A Look at the DIA’s Contemporary Anishinaabe Art Exhibition

The Detroit Institute of Arts (DIA) has opened "Contemporary Anishinaabe Art: A Continuation," its first Native American art exhibition in over 30 years. Featuring 92 works by more than 60 Anishinaabe artists from the Great Lakes region, the show spans from 1892 to 2025 and includes pieces by renowned artists such as Jim Denomie, Norval Morrisseau, Kent Estey, Jonathan Thunder, and Rabbett before Horses Strickland. Highlights include Denomie's vibrant "Four Days and Four Nites, Ceremony" (2020) and Morrisseau's spiritual works like "Punk Rockers Nancy and Andy" (1989).

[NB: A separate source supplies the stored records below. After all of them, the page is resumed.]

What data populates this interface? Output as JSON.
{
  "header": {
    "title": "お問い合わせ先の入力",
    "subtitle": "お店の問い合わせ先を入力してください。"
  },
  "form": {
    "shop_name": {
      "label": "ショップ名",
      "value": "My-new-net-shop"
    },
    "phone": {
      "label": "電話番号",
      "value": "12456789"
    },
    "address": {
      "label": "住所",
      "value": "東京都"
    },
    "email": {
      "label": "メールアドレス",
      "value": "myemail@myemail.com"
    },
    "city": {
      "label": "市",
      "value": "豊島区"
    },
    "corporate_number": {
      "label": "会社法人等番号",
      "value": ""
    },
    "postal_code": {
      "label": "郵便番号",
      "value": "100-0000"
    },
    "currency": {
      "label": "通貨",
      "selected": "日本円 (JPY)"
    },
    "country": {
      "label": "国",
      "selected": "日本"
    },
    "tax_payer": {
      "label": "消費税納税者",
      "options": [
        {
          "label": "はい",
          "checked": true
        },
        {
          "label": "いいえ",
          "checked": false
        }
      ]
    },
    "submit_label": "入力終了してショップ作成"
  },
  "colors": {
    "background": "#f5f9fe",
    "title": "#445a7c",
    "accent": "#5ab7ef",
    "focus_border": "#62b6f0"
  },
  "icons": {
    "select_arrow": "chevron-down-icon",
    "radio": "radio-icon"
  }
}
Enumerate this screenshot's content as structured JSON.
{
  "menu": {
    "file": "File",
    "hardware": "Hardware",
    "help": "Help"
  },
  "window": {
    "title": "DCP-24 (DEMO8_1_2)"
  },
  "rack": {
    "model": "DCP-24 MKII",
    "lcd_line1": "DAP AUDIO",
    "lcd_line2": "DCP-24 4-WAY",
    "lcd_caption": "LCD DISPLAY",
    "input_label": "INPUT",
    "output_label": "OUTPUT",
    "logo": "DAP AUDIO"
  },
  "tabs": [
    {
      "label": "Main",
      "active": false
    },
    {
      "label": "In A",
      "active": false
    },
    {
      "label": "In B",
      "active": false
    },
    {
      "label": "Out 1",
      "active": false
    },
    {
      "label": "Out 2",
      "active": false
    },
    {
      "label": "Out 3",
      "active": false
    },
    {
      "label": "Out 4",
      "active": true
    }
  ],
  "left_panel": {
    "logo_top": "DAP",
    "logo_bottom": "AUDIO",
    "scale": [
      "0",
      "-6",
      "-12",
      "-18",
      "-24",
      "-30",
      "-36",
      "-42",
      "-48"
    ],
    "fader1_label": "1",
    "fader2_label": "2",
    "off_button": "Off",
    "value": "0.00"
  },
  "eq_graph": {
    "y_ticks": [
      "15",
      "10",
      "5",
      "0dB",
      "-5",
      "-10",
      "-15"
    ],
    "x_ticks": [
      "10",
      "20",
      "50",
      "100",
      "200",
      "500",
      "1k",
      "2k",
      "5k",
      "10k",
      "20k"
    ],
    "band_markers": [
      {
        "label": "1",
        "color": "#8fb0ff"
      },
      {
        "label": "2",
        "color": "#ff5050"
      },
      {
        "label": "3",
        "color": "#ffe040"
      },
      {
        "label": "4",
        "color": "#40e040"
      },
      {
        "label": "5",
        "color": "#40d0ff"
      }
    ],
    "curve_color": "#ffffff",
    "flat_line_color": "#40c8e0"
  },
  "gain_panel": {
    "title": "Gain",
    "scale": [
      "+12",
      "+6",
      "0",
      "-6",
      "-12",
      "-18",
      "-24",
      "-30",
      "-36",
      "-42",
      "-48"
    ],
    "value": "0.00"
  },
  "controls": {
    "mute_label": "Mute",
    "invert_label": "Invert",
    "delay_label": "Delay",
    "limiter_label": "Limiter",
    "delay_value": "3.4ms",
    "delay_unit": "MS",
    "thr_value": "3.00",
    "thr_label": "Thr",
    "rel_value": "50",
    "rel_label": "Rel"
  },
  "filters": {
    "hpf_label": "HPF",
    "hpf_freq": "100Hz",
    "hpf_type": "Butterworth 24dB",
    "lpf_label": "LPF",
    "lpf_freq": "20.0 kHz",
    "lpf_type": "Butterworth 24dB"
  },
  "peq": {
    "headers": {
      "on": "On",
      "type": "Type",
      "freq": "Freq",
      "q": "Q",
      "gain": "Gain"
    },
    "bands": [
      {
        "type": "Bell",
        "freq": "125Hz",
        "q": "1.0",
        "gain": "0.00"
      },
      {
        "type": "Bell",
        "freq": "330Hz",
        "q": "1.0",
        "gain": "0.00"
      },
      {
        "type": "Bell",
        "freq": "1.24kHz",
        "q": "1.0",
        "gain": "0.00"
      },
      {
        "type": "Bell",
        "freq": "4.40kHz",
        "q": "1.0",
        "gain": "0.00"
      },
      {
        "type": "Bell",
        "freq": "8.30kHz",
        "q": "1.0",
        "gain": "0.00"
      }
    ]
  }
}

This exhibition matters because it marks a significant institutional re-engagement with contemporary Indigenous art at a major U.S. museum, addressing a decades-long gap in representation. The show not only celebrates the vitality and diversity of Anishinaabe artistic practice but also confronts historical trauma, such as the legacy of Native American boarding schools and genocide, through works like Estey's "Debwewin" (2018) and Strickland's "Right to Consciousness" (2024). It underscores the growing recognition of Indigenous voices in mainstream art spaces.